Поздно проснулась на другое утро Марылька и узнала от своей покоевки, что пан уехал со вчерашними гостями на какие то разведки, что выехали все на заре, очень встревоженные, забрав много оружия и десяток конной стражи. Марылька слушала доклады эти безмолвно и безучастно. Вчерашнее потрясение и самоистязание расшатали вконец ее нервы, изнурили организм, притупили чувствительность. Она, утомленная, оделась вяло, не глядясь даже в зеркало. Зося понимала, что барыня на нее зла, и пробовала различными сообщениями игривого свойства развеселить ее; но пани не улыбнулась даже ни разу, не промолвила олова; только когда уходила Зося, Марылька, не глядя, бросила ей:

– Ну что же, докажешь?

– Не гневайтесь, панийко моя адамантова, – отозвалась та взволнованным голосом и бросилась к руке своей покровительницы. – Не гневайтесь за глупое слово... От души хотела, от чистого сердца известить вашу мосць... Перун меня разрази!

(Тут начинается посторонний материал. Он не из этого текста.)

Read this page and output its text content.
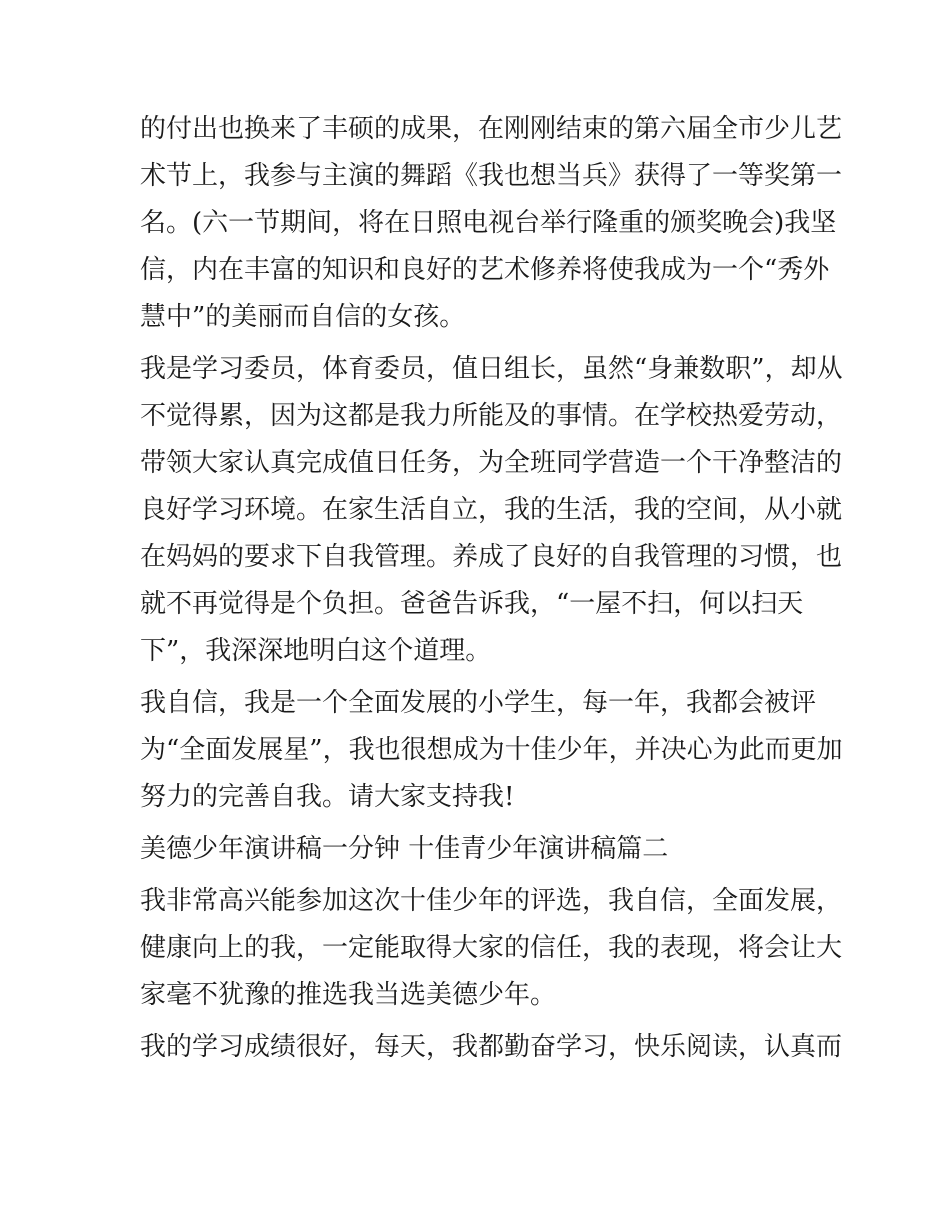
的付出也换来了丰硕的成果，在刚刚结束的第六届全市少儿艺
术节上，我参与主演的舞蹈《我也想当兵》获得了一等奖第一
名。(六一节期间，将在日照电视台举行隆重的颁奖晚会)我坚
信，内在丰富的知识和良好的艺术修养将使我成为一个“秀外
慧中”的美丽而自信的女孩。
我是学习委员，体育委员，值日组长，虽然“身兼数职”，却从
不觉得累，因为这都是我力所能及的事情。在学校热爱劳动，
带领大家认真完成值日任务，为全班同学营造一个干净整洁的
良好学习环境。在家生活自立，我的生活，我的空间，从小就
在妈妈的要求下自我管理。养成了良好的自我管理的习惯，也
就不再觉得是个负担。爸爸告诉我，“一屋不扫，何以扫天
下”，我深深地明白这个道理。
我自信，我是一个全面发展的小学生，每一年，我都会被评
为“全面发展星”，我也很想成为十佳少年，并决心为此而更加
努力的完善自我。请大家支持我!
美德少年演讲稿一分钟 十佳青少年演讲稿篇二
我非常高兴能参加这次十佳少年的评选，我自信，全面发展，
健康向上的我，一定能取得大家的信任，我的表现，将会让大
家毫不犹豫的推选我当选美德少年。
我的学习成绩很好，每天，我都勤奋学习，快乐阅读，认真而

А насчет доказательств, так я их добуду... Себя не пощажу, а добуду.

– Ну хорошо, ступай! – уронила брезгливо Марылька и махнула рукой на дверь.

С поникшею головой и с затаенною злобой во взоре вышла из спальни служанка и закрыла за собой дверь.

Несмотря на позднее время, Марылька чувствовала себя словно не выспавшись. Она снова улеглась на канапе и закрыла глаза, но сон не налетал, а какое то лишь забытье сковывало ей члены. Мысли у нее лениво плелись, налегали своей тяжестью, угнетали волю. Марылька не сознавала ясно, а больше чувствовала, что погружается в какую то холодную, вязкую тину и что малейшие попытки борьбы еще ускоряют роковую минуту... "Да, тина, тина, тина!" – стучит у нее глухо в виски, словно заколачивает кто крышку гроба.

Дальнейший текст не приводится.